Meskipun siswa-siswa telah mempelajari perkalian beserta aplikasi dalam bentuk
soal cerita sejak bangku sekolah dasar, namun mereka tidak diajarkan mengenai tipe-tipe
perkalian ini. Dalam penelitian ini, penulis mengacu pendapat Pascual-Leone, yang
menyebutkan 3 tipe perkalian yaitu Scalar Multiplication, Array Multiplication, dan
Combinatorial Multiplication.
B. Penelitian yang Relevan
Terdapat beberapa penelitian yang berkaitan dengan siswa tunagrahita dan pembelajaran operasi hitung perkalian yang telah dilakukan. Salah satunya adalah penelitian yang dilakukan oleh Sri Hartati pada tahun 2009 yang menyimpulkan bahwa dengan media pembelajaran
permainan kartu dapat meningkatkan prestasi belajar matematika bagi anak tunagrahita kelas D1/C SLB.B-C YPA ALB Langenharjo tahun ajaran 2008/2009. Dengan media permainan
permainan kartu anak tunagrahita akan lebih mudah dalam mengingat materi pelajaran matematika.

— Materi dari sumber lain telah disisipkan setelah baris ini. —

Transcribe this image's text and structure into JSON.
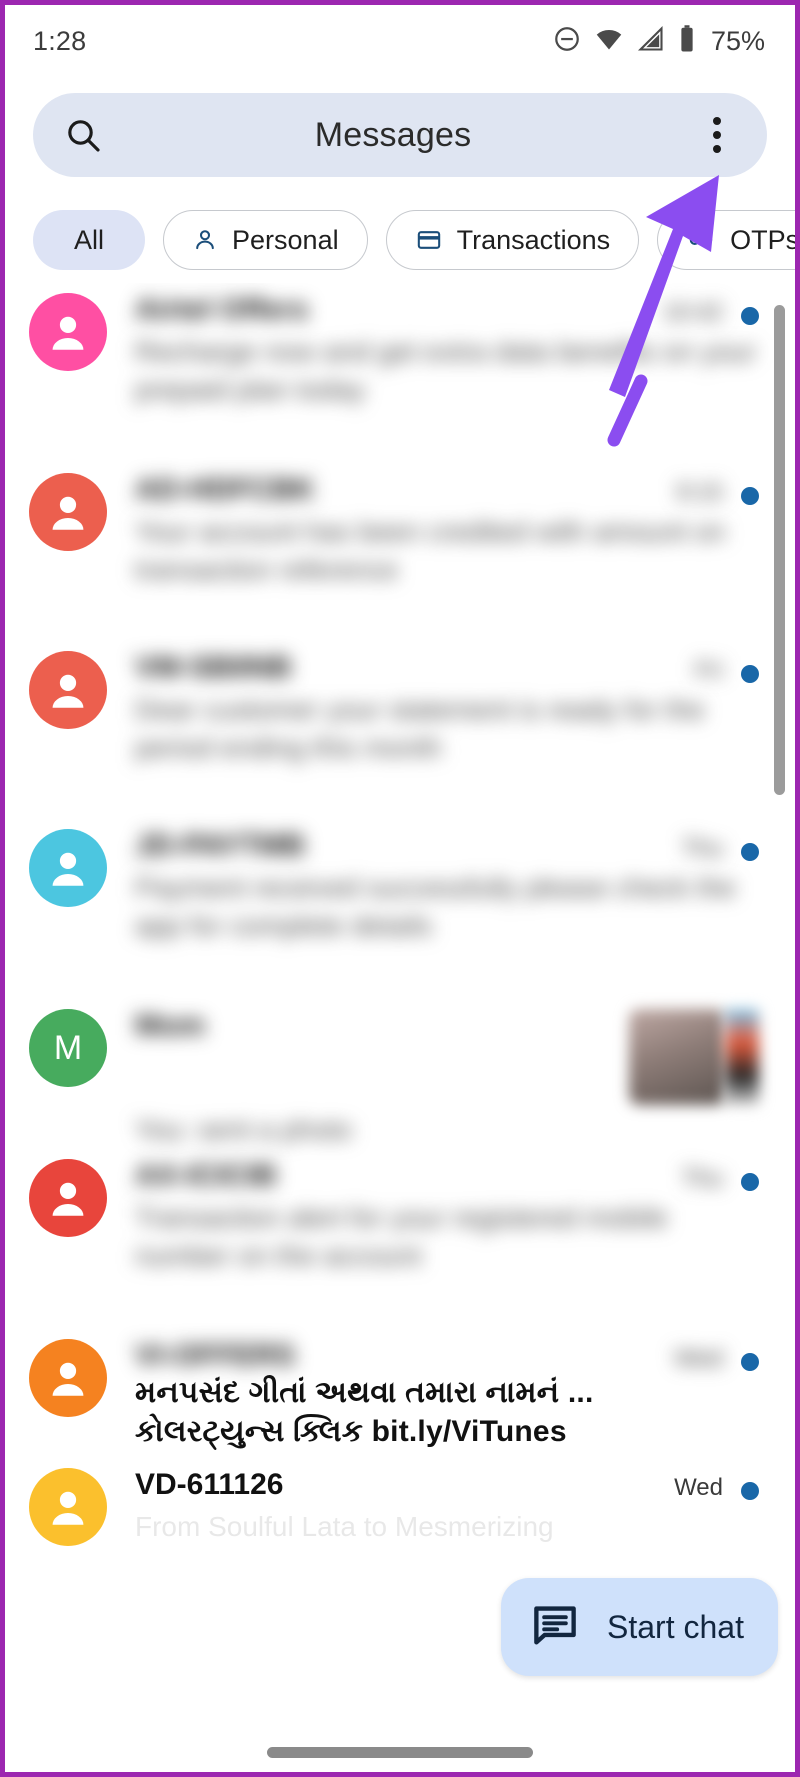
{
  "status_bar": {
    "time": "1:28",
    "battery_percent": "75%",
    "icons": [
      "do-not-disturb-icon",
      "wifi-icon",
      "cellular-signal-icon",
      "battery-icon"
    ]
  },
  "search_bar": {
    "title": "Messages",
    "search_icon": "search-icon",
    "overflow_icon": "more-vert-icon"
  },
  "filter_chips": [
    {
      "label": "All",
      "icon": null,
      "selected": true
    },
    {
      "label": "Personal",
      "icon": "person-icon",
      "selected": false
    },
    {
      "label": "Transactions",
      "icon": "credit-card-icon",
      "selected": false
    },
    {
      "label": "OTPs",
      "icon": "key-icon",
      "selected": false
    }
  ],
  "conversations": [
    {
      "sender": "",
      "time": "",
      "snippet": "",
      "avatar_color": "#ff4fa3",
      "avatar_letter": "",
      "unread": true,
      "blurred": true,
      "thumb": false
    },
    {
      "sender": "",
      "time": "",
      "snippet": "",
      "avatar_color": "#ec5f4e",
      "avatar_letter": "",
      "unread": true,
      "blurred": true,
      "thumb": false
    },
    {
      "sender": "",
      "time": "",
      "snippet": "",
      "avatar_color": "#ec5f4e",
      "avatar_letter": "",
      "unread": true,
      "blurred": true,
      "thumb": false
    },
    {
      "sender": "",
      "time": "",
      "snippet": "",
      "avatar_color": "#4cc6e0",
      "avatar_letter": "",
      "unread": true,
      "blurred": true,
      "thumb": false
    },
    {
      "sender": "",
      "time": "",
      "snippet": "",
      "avatar_color": "#47ab5e",
      "avatar_letter": "M",
      "unread": false,
      "blurred": true,
      "thumb": true
    },
    {
      "sender": "",
      "time": "",
      "snippet": "",
      "avatar_color": "#e8453c",
      "avatar_letter": "",
      "unread": true,
      "blurred": true,
      "thumb": false
    },
    {
      "sender": "",
      "time": "",
      "snippet": "",
      "avatar_color": "#f58220",
      "avatar_letter": "",
      "unread": true,
      "blurred": true,
      "thumb": false,
      "visible_line_1": "મનપસંદ ગીતાં અથવા તમારા નામનં ...",
      "visible_line_2": "કોલરટ્યુન્સ ક્લિક bit.ly/ViTunes"
    },
    {
      "sender": "VD-611126",
      "time": "Wed",
      "snippet": "From Soulful Lata to Mesmerizing",
      "avatar_color": "#fbc02d",
      "avatar_letter": "",
      "unread": true,
      "blurred": false,
      "thumb": false
    }
  ],
  "fab": {
    "label": "Start chat",
    "icon": "chat-bubble-icon"
  },
  "annotation": {
    "type": "arrow",
    "color": "#8b4df0",
    "points_to": "overflow-menu-button"
  },
  "colors": {
    "search_bar_bg": "#dfe5f2",
    "chip_selected_bg": "#dde3f5",
    "fab_bg": "#cfe1fb",
    "unread_dot": "#1967a8",
    "annotation_purple": "#8b4df0",
    "frame_border": "#9c27b0"
  }
}
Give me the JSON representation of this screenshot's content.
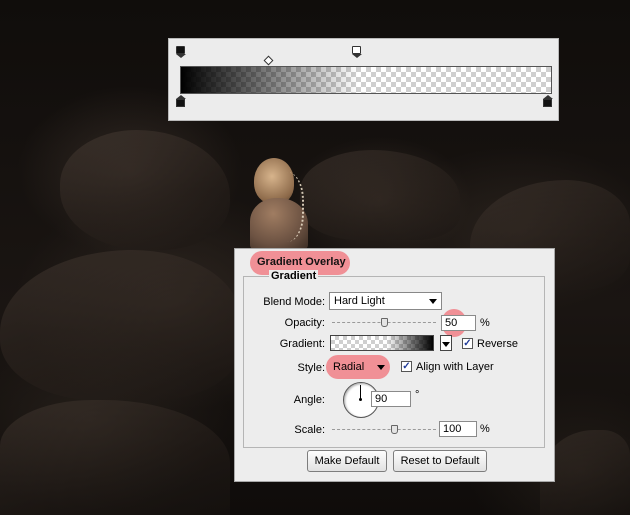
{
  "gradient_editor": {
    "stops": [
      "opacity-stop-black",
      "opacity-stop-white",
      "color-stop-black-left",
      "color-stop-black-right"
    ]
  },
  "dialog": {
    "section_title": "Gradient Overlay",
    "group_title": "Gradient",
    "blend_mode": {
      "label": "Blend Mode:",
      "value": "Hard Light"
    },
    "opacity": {
      "label": "Opacity:",
      "value": "50",
      "unit": "%",
      "slider_level": 0.5
    },
    "gradient": {
      "label": "Gradient:",
      "reverse_label": "Reverse",
      "reverse_checked": true
    },
    "style": {
      "label": "Style:",
      "value": "Radial",
      "align_label": "Align with Layer",
      "align_checked": true
    },
    "angle": {
      "label": "Angle:",
      "value": "90",
      "unit": "°"
    },
    "scale": {
      "label": "Scale:",
      "value": "100",
      "unit": "%"
    },
    "buttons": {
      "make_default": "Make Default",
      "reset_default": "Reset to Default"
    }
  },
  "colors": {
    "highlight": "#f07f86",
    "check": "#213c9a"
  }
}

Ranu Fitra Pradhitya juga telah melakukan penelitian mengenai profil berpikir geometri siswa tunagrahita berdasarkan tingkatan van Hiele di SMPLB Negeri Salatiga (2015) dan menyimpulkan bahwa ketiga siswa tunagrahita cenderung memiliki kemampuan yang sama dalam berpikir geometri. Ketiga siswa dapat mencapai tingkat satu (visualisasi) berdasarkan tingkatan berpikir geometri van Hiele, namun terbatas pada bentuk-bentuk bangun geometri yang dipahami atau dikenalnya.
Penelitian lain juga telah dilakukan oleh Jhoni Hendra (2012) mengenai kemampuan operasi hitung penjumlahan dengan pembelajaran matematika realistik pada anak tunagrahita sedang. Penelitian ini menyimpulkan bahwa terdapat peningkatan terhadap kemampuan penjumlahan pada anak tunagrahita dengan pembelajaran matematika realistik.
I Ketut Yarta (2010) juga telah melakukan penelitian mengenai peningkatan kemampuan belajar matematika melalui permainan memancing pada anak tunagrahita sedang (C1) kelas dasar V di SLB/C Kemala Bhayangkari Tabanan. Hasil penelitian ini menunjukkan bahwa ada peningkatan kemampuan belajar matematika melalui permainan memancing.
Poulomee Datta (2014) dalam penelitiannya mengenai Test Anxiety Research: Students with Vision Impairments and Students with Mild Intellectual Disabilities menghasilkan siswa dengan gangguan penglihatan lebih tinggi physical reactions (emotionality) daripada cognitive fears (worry), sedangkan bagi anak tunagrahita kebalikannya.